Temporary Layoffs in Ontario
A temporary layoff allows an employer to suspend or restrict an employee’s job for a set period without terminating the employment relationship. In Ontario, the Employment Standards Act, SO 2000 c 41 (the “ESA”), permits temporary layoffs. Pursuant to Section 56(2) a temporary layoff is:
a) A layoff of not more than 13 weeks in any period of 20 consecutive weeks; or
b) A layoff of more than 13 weeks in any period of 20 consecutive weeks, if the layoff is less than 35 weeks in a period of 52 consecutive weeks and,
i. the employee continues to receive substantial payments from the employer,
ii. the employer continues to make payments for the benefit of the employee under a legitimate retirement or pension plan or a legitimate group or employee insurance plan,
iii. the employee receives supplementary unemployment benefits,
iv. the employee is employed elsewhere during the lay-off and would be entitled to receive supplementary unemployment benefits if that were not so,
v. the employer recalls the employee within the time approved by the Director, or
vi. in the case of an employee who is not represented by a trade union, the employer recalls the employee within the time set out in an agreement between the employer and the employee; or
c) in the case of an employee represented by a trade union, a layoff longer than a layoff described in clause (b) where the employer recalls the employee within the time set out in an agreement between the employer and the trade union.

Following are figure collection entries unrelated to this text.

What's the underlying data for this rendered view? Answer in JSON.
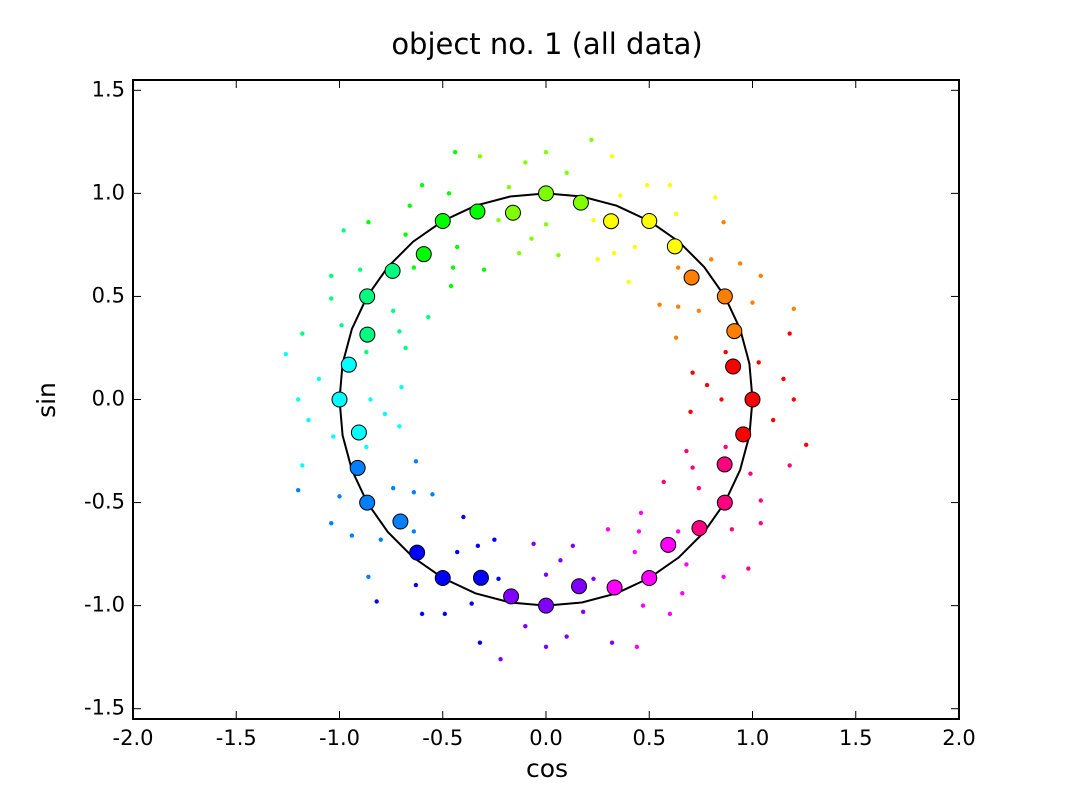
{
  "chart_data": {
    "type": "scatter",
    "title": "object no. 1 (all data)",
    "xlabel": "cos",
    "ylabel": "sin",
    "xlim": [
      -2,
      2
    ],
    "ylim": [
      -1.55,
      1.55
    ],
    "xticks": [
      {
        "value": -2,
        "label": "-2.0"
      },
      -1.5,
      {
        "value": -1,
        "label": "-1.0"
      },
      -0.5,
      {
        "value": 0,
        "label": "0.0"
      },
      0.5,
      {
        "value": 1,
        "label": "1.0"
      },
      1.5,
      {
        "value": 2,
        "label": "2.0"
      }
    ],
    "yticks": [
      -1.5,
      {
        "value": -1,
        "label": "-1.0"
      },
      -0.5,
      {
        "value": 0,
        "label": "0.0"
      },
      0.5,
      {
        "value": 1,
        "label": "1.0"
      },
      1.5
    ],
    "grid": false,
    "series": [
      {
        "color": "#ff0000",
        "marker": "dot",
        "x": [
          1.26,
          0.94,
          0.7,
          1.1,
          1.2,
          0.85,
          0.78,
          1.15,
          1.03,
          0.71,
          0.87,
          1.18
        ],
        "values": [
          -0.22,
          -0.17,
          -0.06,
          -0.1,
          0,
          0,
          0.07,
          0.1,
          0.18,
          0.13,
          0.23,
          0.32
        ]
      },
      {
        "color": "#ff8000",
        "marker": "dot",
        "x": [
          1.2,
          0.89,
          0.63,
          1.0,
          1.04,
          0.74,
          0.64,
          0.94,
          0.8,
          0.55,
          0.64,
          0.86
        ],
        "values": [
          0.44,
          0.32,
          0.3,
          0.47,
          0.6,
          0.43,
          0.45,
          0.66,
          0.68,
          0.46,
          0.64,
          0.86
        ]
      },
      {
        "color": "#ffff00",
        "marker": "dot",
        "x": [
          0.82,
          0.61,
          0.4,
          0.63,
          0.6,
          0.43,
          0.33,
          0.49,
          0.36,
          0.25,
          0.23,
          0.32
        ],
        "values": [
          0.98,
          0.73,
          0.57,
          0.9,
          1.04,
          0.74,
          0.71,
          1.04,
          0.99,
          0.68,
          0.87,
          1.18
        ]
      },
      {
        "color": "#80ff00",
        "marker": "dot",
        "x": [
          0.22,
          0.17,
          0.06,
          0.1,
          0,
          0,
          -0.07,
          -0.1,
          -0.18,
          -0.13,
          -0.23,
          -0.32
        ],
        "values": [
          1.26,
          0.94,
          0.7,
          1.1,
          1.2,
          0.85,
          0.78,
          1.15,
          1.03,
          0.71,
          0.87,
          1.18
        ]
      },
      {
        "color": "#00ff00",
        "marker": "dot",
        "x": [
          -0.44,
          -0.32,
          -0.3,
          -0.47,
          -0.6,
          -0.43,
          -0.45,
          -0.66,
          -0.68,
          -0.46,
          -0.64,
          -0.86
        ],
        "values": [
          1.2,
          0.89,
          0.63,
          1.0,
          1.04,
          0.74,
          0.64,
          0.94,
          0.8,
          0.55,
          0.64,
          0.86
        ]
      },
      {
        "color": "#00ff80",
        "marker": "dot",
        "x": [
          -0.98,
          -0.73,
          -0.57,
          -0.9,
          -1.04,
          -0.74,
          -0.71,
          -1.04,
          -0.99,
          -0.68,
          -0.87,
          -1.18
        ],
        "values": [
          0.82,
          0.61,
          0.4,
          0.63,
          0.6,
          0.43,
          0.33,
          0.49,
          0.36,
          0.25,
          0.23,
          0.32
        ]
      },
      {
        "color": "#00ffff",
        "marker": "dot",
        "x": [
          -1.26,
          -0.94,
          -0.7,
          -1.1,
          -1.2,
          -0.85,
          -0.78,
          -1.15,
          -1.03,
          -0.71,
          -0.87,
          -1.18
        ],
        "values": [
          0.22,
          0.17,
          0.06,
          0.1,
          0,
          0,
          -0.07,
          -0.1,
          -0.18,
          -0.13,
          -0.23,
          -0.32
        ]
      },
      {
        "color": "#0080ff",
        "marker": "dot",
        "x": [
          -1.2,
          -0.89,
          -0.63,
          -1.0,
          -1.04,
          -0.74,
          -0.64,
          -0.94,
          -0.8,
          -0.55,
          -0.64,
          -0.86
        ],
        "values": [
          -0.44,
          -0.32,
          -0.3,
          -0.47,
          -0.6,
          -0.43,
          -0.45,
          -0.66,
          -0.68,
          -0.46,
          -0.64,
          -0.86
        ]
      },
      {
        "color": "#0000ff",
        "marker": "dot",
        "x": [
          -0.82,
          -0.61,
          -0.4,
          -0.63,
          -0.6,
          -0.43,
          -0.33,
          -0.49,
          -0.36,
          -0.25,
          -0.23,
          -0.32
        ],
        "values": [
          -0.98,
          -0.73,
          -0.57,
          -0.9,
          -1.04,
          -0.74,
          -0.71,
          -1.04,
          -0.99,
          -0.68,
          -0.87,
          -1.18
        ]
      },
      {
        "color": "#8000ff",
        "marker": "dot",
        "x": [
          -0.22,
          -0.17,
          -0.06,
          -0.1,
          0,
          0,
          0.07,
          0.1,
          0.18,
          0.13,
          0.23,
          0.32
        ],
        "values": [
          -1.26,
          -0.94,
          -0.7,
          -1.1,
          -1.2,
          -0.85,
          -0.78,
          -1.15,
          -1.03,
          -0.71,
          -0.87,
          -1.18
        ]
      },
      {
        "color": "#ff00ff",
        "marker": "dot",
        "x": [
          0.44,
          0.32,
          0.3,
          0.47,
          0.6,
          0.43,
          0.45,
          0.66,
          0.68,
          0.46,
          0.64,
          0.86
        ],
        "values": [
          -1.2,
          -0.89,
          -0.63,
          -1.0,
          -1.04,
          -0.74,
          -0.64,
          -0.94,
          -0.8,
          -0.55,
          -0.64,
          -0.86
        ]
      },
      {
        "color": "#ff0080",
        "marker": "dot",
        "x": [
          0.98,
          0.73,
          0.57,
          0.9,
          1.04,
          0.74,
          0.71,
          1.04,
          0.99,
          0.68,
          0.87,
          1.18
        ],
        "values": [
          -0.82,
          -0.61,
          -0.4,
          -0.63,
          -0.6,
          -0.43,
          -0.33,
          -0.49,
          -0.36,
          -0.25,
          -0.23,
          -0.32
        ]
      },
      {
        "color": "#000000",
        "marker": "none",
        "line": true,
        "x": [
          1,
          0.985,
          0.94,
          0.866,
          0.766,
          0.643,
          0.5,
          0.342,
          0.174,
          0,
          -0.174,
          -0.342,
          -0.5,
          -0.643,
          -0.766,
          -0.866,
          -0.94,
          -0.985,
          -1,
          -0.985,
          -0.94,
          -0.866,
          -0.766,
          -0.643,
          -0.5,
          -0.342,
          -0.174,
          0,
          0.174,
          0.342,
          0.5,
          0.643,
          0.766,
          0.866,
          0.94,
          0.985,
          1
        ],
        "values": [
          0,
          0.174,
          0.342,
          0.5,
          0.643,
          0.766,
          0.866,
          0.94,
          0.985,
          1,
          0.985,
          0.94,
          0.866,
          0.766,
          0.643,
          0.5,
          0.342,
          0.174,
          0,
          -0.174,
          -0.342,
          -0.5,
          -0.643,
          -0.766,
          -0.866,
          -0.94,
          -0.985,
          -1,
          -0.985,
          -0.94,
          -0.866,
          -0.766,
          -0.643,
          -0.5,
          -0.342,
          -0.174,
          0
        ]
      },
      {
        "color": "#ff0000",
        "marker": "circle",
        "x": [
          0.955,
          1.0,
          0.906
        ],
        "values": [
          -0.169,
          0,
          0.16
        ]
      },
      {
        "color": "#ff8000",
        "marker": "circle",
        "x": [
          0.912,
          0.866,
          0.705
        ],
        "values": [
          0.332,
          0.5,
          0.592
        ]
      },
      {
        "color": "#ffff00",
        "marker": "circle",
        "x": [
          0.624,
          0.5,
          0.315
        ],
        "values": [
          0.743,
          0.866,
          0.865
        ]
      },
      {
        "color": "#80ff00",
        "marker": "circle",
        "x": [
          0.169,
          0,
          -0.16
        ],
        "values": [
          0.955,
          1,
          0.906
        ]
      },
      {
        "color": "#00ff00",
        "marker": "circle",
        "x": [
          -0.332,
          -0.5,
          -0.592
        ],
        "values": [
          0.912,
          0.866,
          0.705
        ]
      },
      {
        "color": "#00ff80",
        "marker": "circle",
        "x": [
          -0.743,
          -0.866,
          -0.865
        ],
        "values": [
          0.624,
          0.5,
          0.315
        ]
      },
      {
        "color": "#00ffff",
        "marker": "circle",
        "x": [
          -0.955,
          -1,
          -0.906
        ],
        "values": [
          0.169,
          0,
          -0.16
        ]
      },
      {
        "color": "#0080ff",
        "marker": "circle",
        "x": [
          -0.912,
          -0.866,
          -0.705
        ],
        "values": [
          -0.332,
          -0.5,
          -0.592
        ]
      },
      {
        "color": "#0000ff",
        "marker": "circle",
        "x": [
          -0.624,
          -0.5,
          -0.315
        ],
        "values": [
          -0.743,
          -0.866,
          -0.865
        ]
      },
      {
        "color": "#8000ff",
        "marker": "circle",
        "x": [
          -0.169,
          0,
          0.16
        ],
        "values": [
          -0.955,
          -1,
          -0.906
        ]
      },
      {
        "color": "#ff00ff",
        "marker": "circle",
        "x": [
          0.332,
          0.5,
          0.592
        ],
        "values": [
          -0.912,
          -0.866,
          -0.705
        ]
      },
      {
        "color": "#ff0080",
        "marker": "circle",
        "x": [
          0.743,
          0.866,
          0.865
        ],
        "values": [
          -0.624,
          -0.5,
          -0.315
        ]
      }
    ]
  }
}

For an employee who has a regular work week (i.e. works the same number of hours each week), the ESA provides that a lay-off is when, in that week, the employee earns less than one half the amount he or she would regularly earn in that week. In addition, the employer is not required to give any notice.
Although temporary layoffs may be a pragmatic solution for these unprecedented economic times, employers should nonetheless be aware of the risks associated with temporary layoffs. Despite the legislative authority, at common law, employers may face damages if the employment or collective agreement does not specifically provide for temporary layoffs. If the agreement is silent, employees may be able to claim constructive dismissal which may entitle them to damages.